Una señal para empezar de nuevo
En los alrededores de la estación de
una gran ciudad vivían en la calle un grupo de personas sin hogar. Entre ellos
llamaba la atención un joven alto y delgado. Cuando se sentía más golpeado por la
vida, el joven sacaba de su bolsillo un papel desgastado y lo leía. Su rostro
se iluminaba mientras volvía a guardar cuidadosamente el papel. ¿Qué decía
aquella misteriosa hoja? Simplemente una frase: “La puerta de casa está siempre
abierta”. Era el resto de una carta que le había enviado hace algún tiempo su
padre. Significaba que podía volver a casa cuando quisiera. Y una tarde lo
hizo. Emprendió el camino a casa, cruzó el umbral de la puerta y
silenciosamente se metió en la cama. Cuando a la mañana siguiente se despertó,
lo primero que vio fue el rostro sonriente de su padre que llevaba un buen rato
contemplándolo. En silencio se abrazaron.
Lo peor de los errores, las
equivocaciones y el mal que hacemos en la vida, es que nos envuelven en una
dinámica con la que es difícil romper. Para salir de esas situaciones
necesitamos una señal, un signo que nos empuje a comenzar las cosas de nuevo.
Para el joven del relato, la carta de su padre era el signo que inspiró la
fuerza para retomar el camino de casa.
Y eso es lo que ocurrió en la
parábola del hijo pródigo, o del padre perdonador, que se nos propone en este
domingo.

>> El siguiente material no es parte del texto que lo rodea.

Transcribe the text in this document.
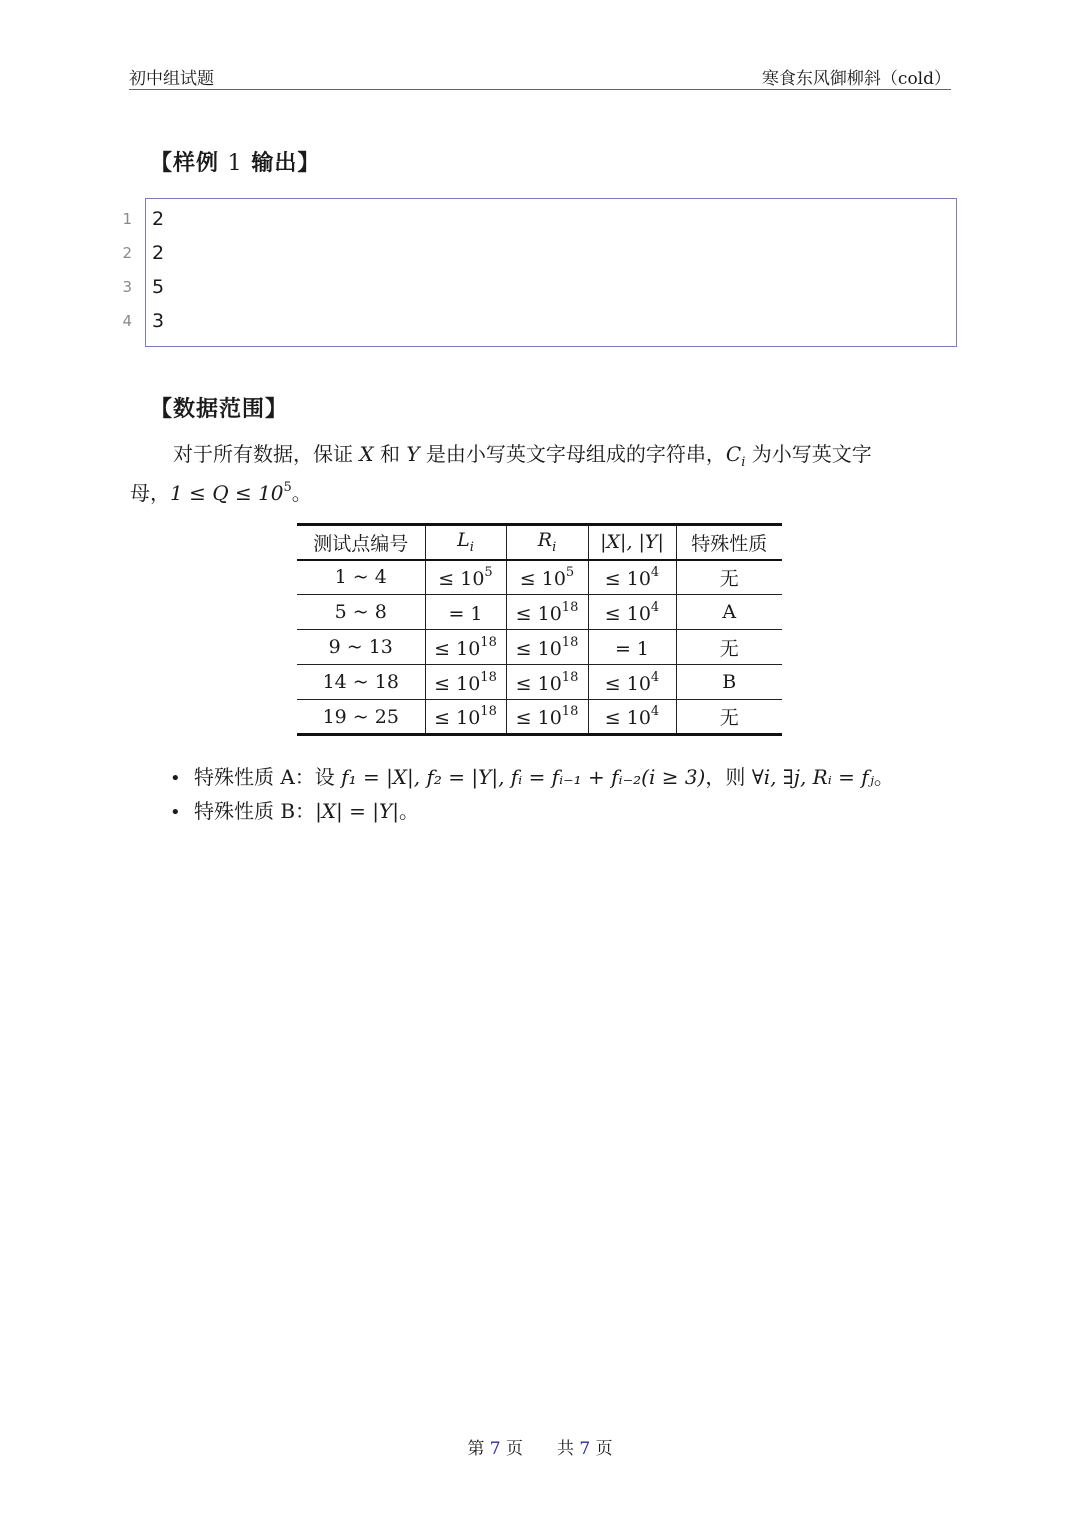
初中组试题	寒食东风御柳斜（cold）
【样例 1 输出】
1 2
2 2
3 5
4 3
【数据范围】
对于所有数据，保证 X 和 Y 是由小写英文字母组成的字符串，$C_i$ 为小写英文字
母，$1 \le Q \le 10^5$。
测试点编号	$L_i$	$R_i$	|X|, |Y|	特殊性质
1 ~ 4	≤ $10^5$	≤ $10^5$	≤ $10^4$	无
5 ~ 8	= 1	≤ $10^{18}$	≤ $10^4$	A
9 ~ 13	≤ $10^{18}$	≤ $10^{18}$	= 1	无
14 ~ 18	≤ $10^{18}$	≤ $10^{18}$	≤ $10^4$	B
19 ~ 25	≤ $10^{18}$	≤ $10^{18}$	≤ $10^4$	无
• 特殊性质 A：设 f₁ = |X|, f₂ = |Y|, fᵢ = fᵢ₋₁ + fᵢ₋₂(i ≥ 3)，则 ∀i, ∃j, Rᵢ = fⱼ。
• 特殊性质 B：|X| = |Y|。
第 7 页 共 7 页
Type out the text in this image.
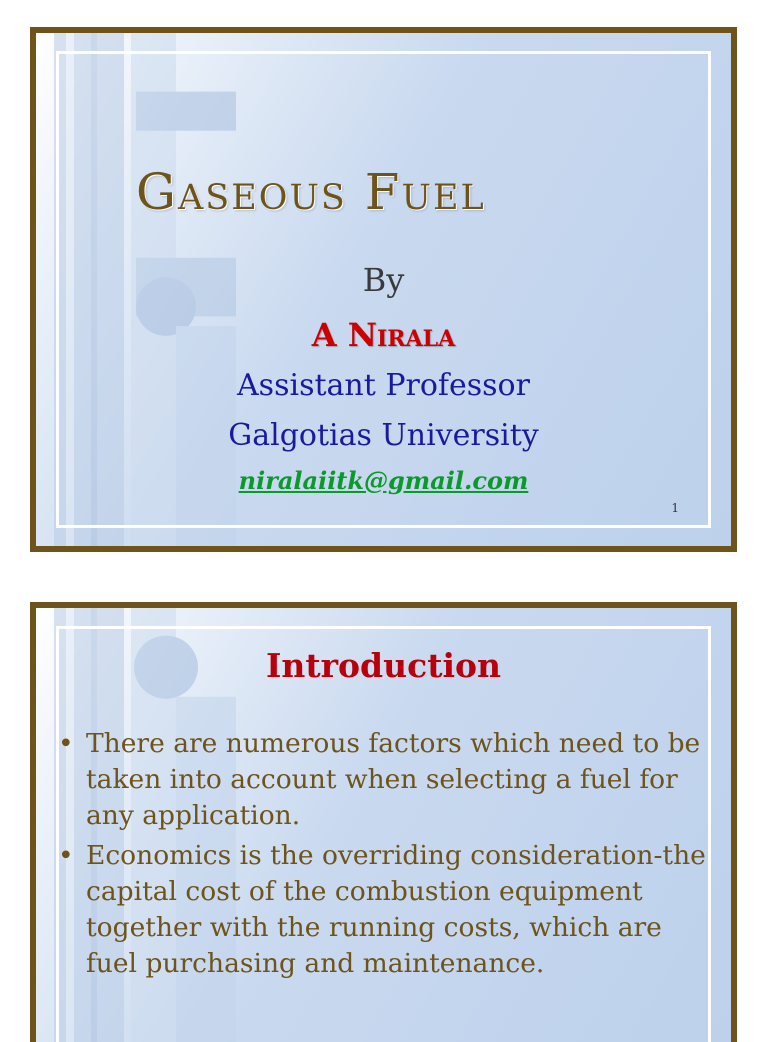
Gaseous Fuel
By
A Nirala
Assistant Professor
Galgotias University
niralaiitk@gmail.com
1
Introduction
• There are numerous factors which need to be taken into account when selecting a fuel for any application.
• Economics is the overriding consideration-the capital cost of the combustion equipment together with the running costs, which are fuel purchasing and maintenance.
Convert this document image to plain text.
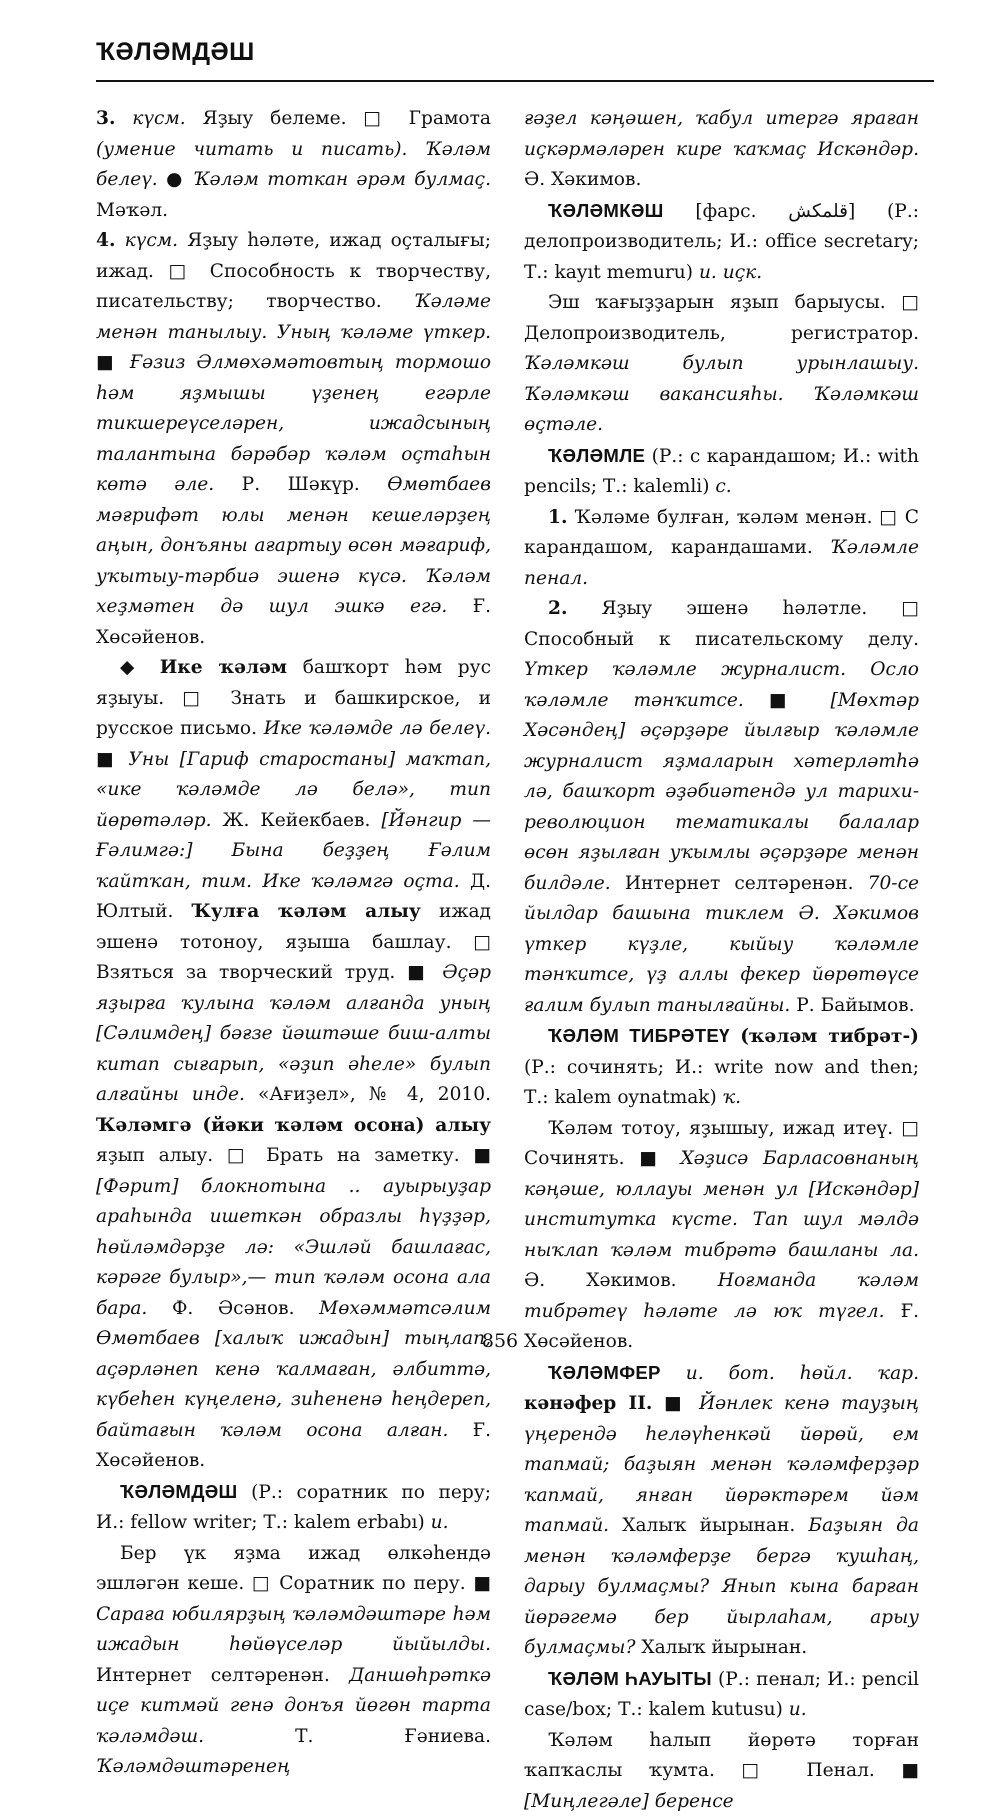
ҠӘЛӘМДӘШ

3. күсм. Яҙыу белеме. □ Грамота (умение читать и писать). Ҡәләм белеү. ● Ҡәләм тоткан әрәм булмаҫ. Мәҡәл.

4. күсм. Яҙыу һәләте, ижад оҫталығы; ижад. □ Способность к творчеству, писательству; творчество. Ҡәләме менән танылыу. Уның ҡәләме үткер. ■ Ғәзиз Әлмөхәмәтовтың тормошо һәм яҙмышы үҙенең егәрле тикшереүселәрен, ижадсының талантына бәрәбәр ҡәләм оҫтаһын көтә әле. Р. Шәкүр. Өмөтбаев мәғрифәт юлы менән кешеләрҙең аңын, донъяны ағартыу өсөн мәғариф, уҡытыу-тәрбиә эшенә күсә. Ҡәләм хеҙмәтен дә шул эшкә егә. Ғ. Хөсәйенов.

◆ Ике ҡәләм башҡорт һәм рус яҙыуы. □ Знать и башкирское, и русское письмо. Ике ҡәләмде лә белеү. ■ Уны [Гариф старостаны] маҡтап, «ике ҡәләмде лә белә», тип йөрөтәләр. Ж. Кейекбаев. [Йәнгир — Ғәлимгә:] Бына беҙҙең Ғәлим ҡайтҡан, тим. Ике ҡәләмгә оҫта. Д. Юлтый. Ҡулға ҡәләм алыу ижад эшенә тотоноу, яҙыша башлау. □ Взяться за творческий труд. ■ Әҫәр яҙырға ҡулына ҡәләм алғанда уның [Сәлимдең] бәғзе йәштәше биш-алты китап сығарып, «әҙип әһеле» булып алғайны инде. «Ағиҙел», № 4, 2010. Ҡәләмгә (йәки ҡәләм осона) алыу яҙып алыу. □ Брать на заметку. ■ [Фәрит] блокнотына .. ауырыуҙар араһында ишеткән образлы һүҙҙәр, һөйләмдәрҙе лә: «Эшләй башлағас, кәрәге булыр»,— тип ҡәләм осона ала бара. Ф. Әсәнов. Мөхәммәтсәлим Өмөтбаев [халыҡ ижадын] тыңлап, аҫәрләнеп кенә ҡалмаған, әлбиттә, күбеһен күңеленә, зиһененә һеңдереп, байтағын ҡәләм осона алған. Ғ. Хөсәйенов.

ҠӘЛӘМДӘШ (Р.: соратник по перу; И.: fellow writer; Т.: kalem erbabı) и.

Бер үк яҙма ижад өлкәһендә эшләгән кеше. □ Соратник по перу. ■ Сарағa юбилярҙың ҡәләмдәштәре һәм ижадын һөйөүселәр йыйылды. Интернет селтәренән. Даншөһрәткә иҫе китмәй генә донъя йөгөн тарта ҡәләмдәш. Т. Ғәниева. Ҡәләмдәштәренең

ғәҙел кәңәшен, ҡабул итергә яраған иҫкәрмәләрен кире ҡаҡмаҫ Искәндәр. Ә. Хәкимов.

ҠӘЛӘМКӘШ [фарс. قلمكش] (Р.: делопроизводитель; И.: office secretary; Т.: kayıt memuru) и. иҫк.

Эш ҡағыҙҙарын яҙып барыусы. □ Делопроизводитель, регистратор. Ҡәләмкәш булып урынлашыу. Ҡәләмкәш вакансияһы. Ҡәләмкәш өҫтәле.

ҠӘЛӘМЛЕ (Р.: с карандашом; И.: with pencils; Т.: kalemli) с.

1. Ҡәләме булған, ҡәләм менән. □ С карандашом, карандашами. Ҡәләмле пенал.

2. Яҙыу эшенә һәләтле. □ Способный к писательскому делу. Үткер ҡәләмле журналист. Осло ҡәләмле тәнҡитсе. ■ [Мөхтәр Хәсәндең] әҫәрҙәре йылғыр ҡәләмле журналист яҙмаларын хәтерләтһә лә, башҡорт әҙәбиәтендә ул тарихи-революцион тематикалы балалар өсөн яҙылған уҡымлы әҫәрҙәре менән билдәле. Интернет селтәренән. 70-се йылдар башына тиклем Ә. Хәкимов үткер күҙле, кыйыу ҡәләмле тәнҡитсе, үҙ аллы фекер йөрөтөүсе ғалим булып танылғайны. Р. Байымов.

ҠӘЛӘМ ТИБРӘТЕҮ (ҡәләм тибрәт-) (Р.: сочинять; И.: write now and then; Т.: kalem oynatmak) ҡ.

Ҡәләм тотоу, яҙышыу, ижад итеү. □ Сочинять. ■ Хәҙисә Барласовнаның кәңәше, юллауы менән ул [Искәндәр] институтка күсте. Тап шул мәлдә ныҡлап ҡәләм тибрәтә башланы ла. Ә. Хәкимов. Ноғманда ҡәләм тибрәтеү һәләте лә юҡ түгел. Ғ. Хөсәйенов.

ҠӘЛӘМФЕР и. бот. һөйл. ҡар. кәнәфер II. ■ Йәнлек кенә тауҙың үңерендә һеләүһенкәй йөрөй, ем тапмай; баҙыян менән ҡәләмферҙәр ҡапмай, янған йөрәктәрем йәм тапмай. Халыҡ йырынан. Баҙыян да менән ҡәләмферҙе бергә ҡушһаң, дарыу булмаҫмы? Янып кына барған йөрәгемә бер йырлаһам, арыу булмаҫмы? Халыҡ йырынан.

ҠӘЛӘМ ҺАУЫТЫ (Р.: пенал; И.: pencil case/box; Т.: kalem kutusu) и.

Ҡәләм һалып йөрөтә торған ҡапҡаслы ҡумта. □ Пенал. ■ [Миңлегәле] беренсе

856
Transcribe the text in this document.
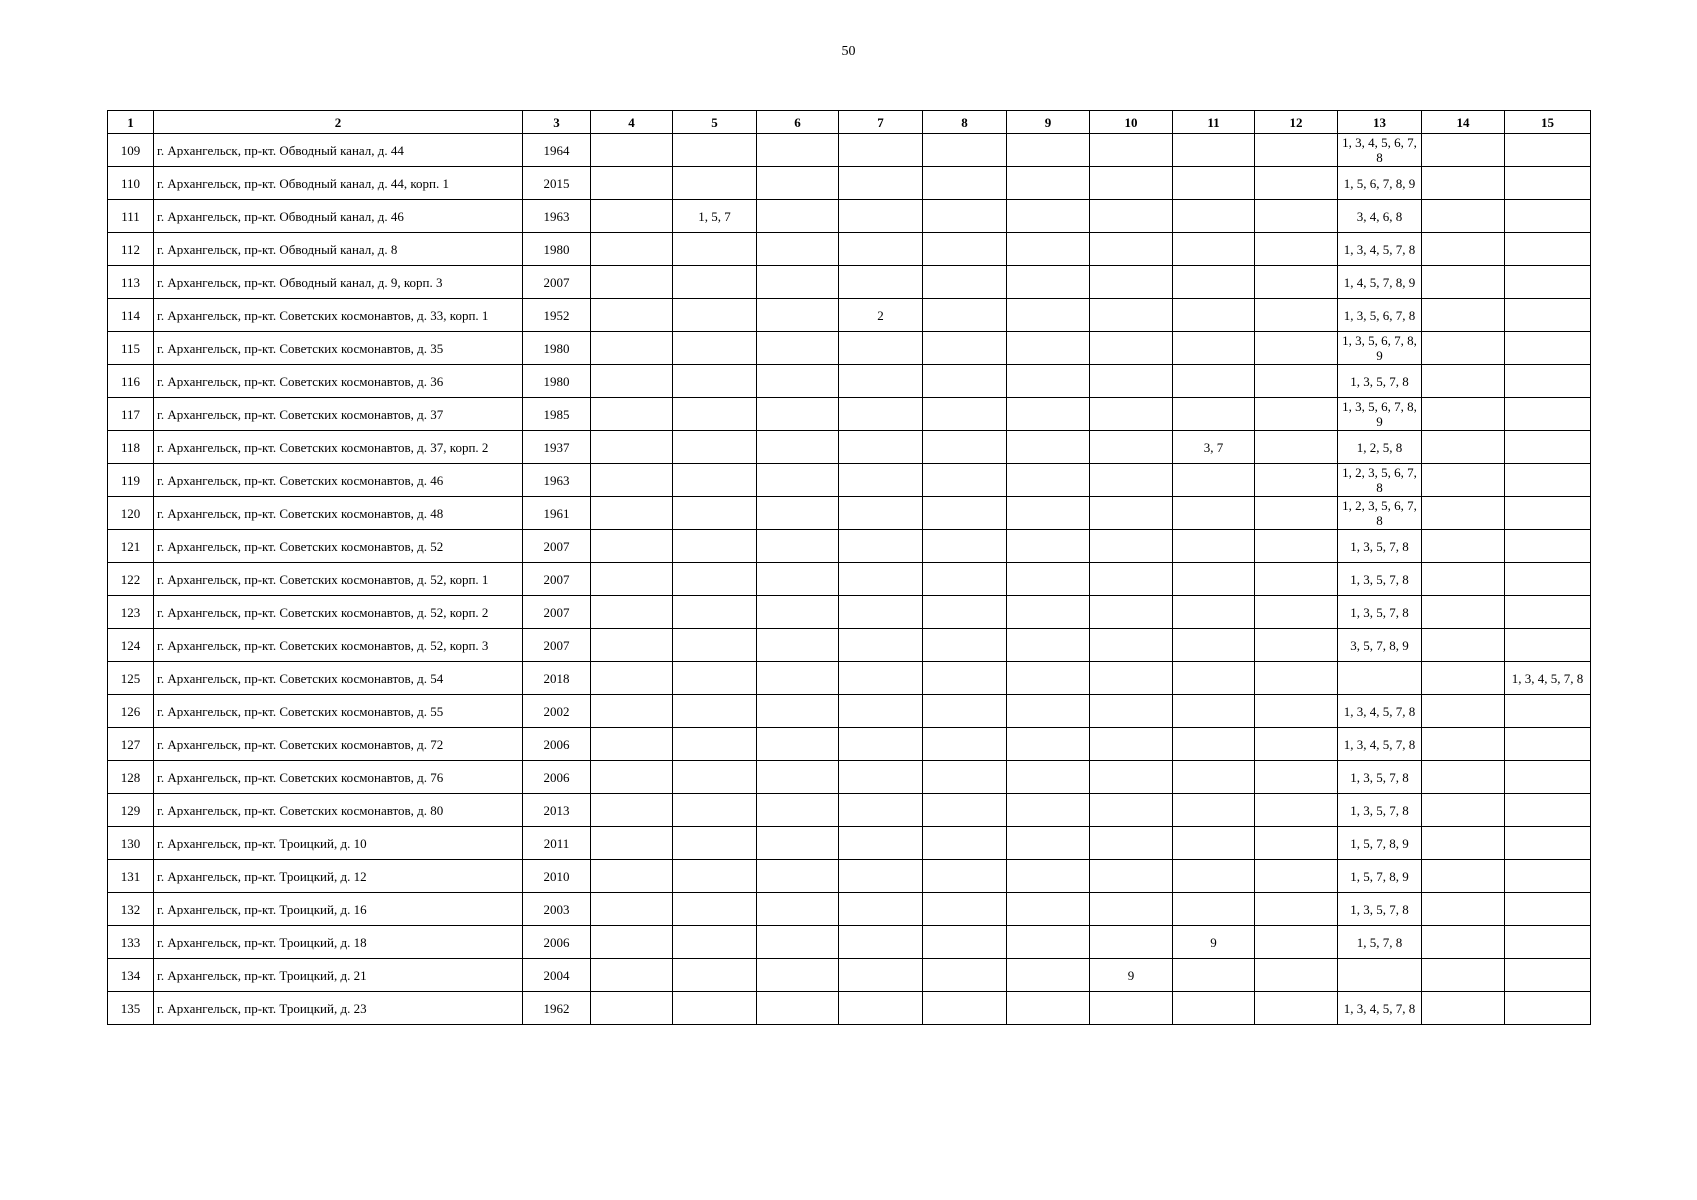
50
1	2	3	4	5	6	7	8	9	10	11	12	13	14	15
109	г. Архангельск, пр-кт. Обводный канал, д. 44	1964										1, 3, 4, 5, 6, 7, 8		
110	г. Архангельск, пр-кт. Обводный канал, д. 44, корп. 1	2015										1, 5, 6, 7, 8, 9		
111	г. Архангельск, пр-кт. Обводный канал, д. 46	1963		1, 5, 7								3, 4, 6, 8		
112	г. Архангельск, пр-кт. Обводный канал, д. 8	1980										1, 3, 4, 5, 7, 8		
113	г. Архангельск, пр-кт. Обводный канал, д. 9, корп. 3	2007										1, 4, 5, 7, 8, 9		
114	г. Архангельск, пр-кт. Советских космонавтов, д. 33, корп. 1	1952				2						1, 3, 5, 6, 7, 8		
115	г. Архангельск, пр-кт. Советских космонавтов, д. 35	1980										1, 3, 5, 6, 7, 8, 9		
116	г. Архангельск, пр-кт. Советских космонавтов, д. 36	1980										1, 3, 5, 7, 8		
117	г. Архангельск, пр-кт. Советских космонавтов, д. 37	1985										1, 3, 5, 6, 7, 8, 9		
118	г. Архангельск, пр-кт. Советских космонавтов, д. 37, корп. 2	1937								3, 7		1, 2, 5, 8		
119	г. Архангельск, пр-кт. Советских космонавтов, д. 46	1963										1, 2, 3, 5, 6, 7, 8		
120	г. Архангельск, пр-кт. Советских космонавтов, д. 48	1961										1, 2, 3, 5, 6, 7, 8		
121	г. Архангельск, пр-кт. Советских космонавтов, д. 52	2007										1, 3, 5, 7, 8		
122	г. Архангельск, пр-кт. Советских космонавтов, д. 52, корп. 1	2007										1, 3, 5, 7, 8		
123	г. Архангельск, пр-кт. Советских космонавтов, д. 52, корп. 2	2007										1, 3, 5, 7, 8		
124	г. Архангельск, пр-кт. Советских космонавтов, д. 52, корп. 3	2007										3, 5, 7, 8, 9		
125	г. Архангельск, пр-кт. Советских космонавтов, д. 54	2018												1, 3, 4, 5, 7, 8
126	г. Архангельск, пр-кт. Советских космонавтов, д. 55	2002										1, 3, 4, 5, 7, 8		
127	г. Архангельск, пр-кт. Советских космонавтов, д. 72	2006										1, 3, 4, 5, 7, 8		
128	г. Архангельск, пр-кт. Советских космонавтов, д. 76	2006										1, 3, 5, 7, 8		
129	г. Архангельск, пр-кт. Советских космонавтов, д. 80	2013										1, 3, 5, 7, 8		
130	г. Архангельск, пр-кт. Троицкий, д. 10	2011										1, 5, 7, 8, 9		
131	г. Архангельск, пр-кт. Троицкий, д. 12	2010										1, 5, 7, 8, 9		
132	г. Архангельск, пр-кт. Троицкий, д. 16	2003										1, 3, 5, 7, 8		
133	г. Архангельск, пр-кт. Троицкий, д. 18	2006								9		1, 5, 7, 8		
134	г. Архангельск, пр-кт. Троицкий, д. 21	2004							9					
135	г. Архангельск, пр-кт. Троицкий, д. 23	1962										1, 3, 4, 5, 7, 8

Jesús nos dice que Dios perdona siempre y ese perdón es una señal que
nos anima a reconocer nuestra condición de pecadores, a asumir la culpa de
nuestras malas acciones y retomar el camino de una nueva vida. Ante la
misericordia de Dios podemos hablar de pecado y reconocer nuestra culpa.
Pecado es vida errada y culpa es
cuestión de responsabilidad. Allí donde no se reconoce la responsabilidad sobre
sí y los propios actos se pierde en humanidad. Confrontarse con la propia culpa
es un acto de extrema libertad. La
Iglesia no puede renunciar a la idea de pecado y de culpa
porque en ella se contienen una de las experiencias más profundas de lo humano.
En la idea de pecado se expresa el realismo de la falibilidad humana, la
responsabilidad que hace vivir la vida con seriedad y la libertad en la que
crecemos como personas.
Para poder afrontar nuestra vida con
realismo y responsabilidad contamos con la fuerza que se desprende de confiar
en la misericordia de Dios. Si estamos profundamente enraizados en Dios
podremos reconocer con claridad nuestras limitaciones, desconfianzas y nuestra
condición de pecado. Impulsados por el perdón de Dios podremos romper con todo
ello y entregarnos confiados al abrazo de la acogida incondicional.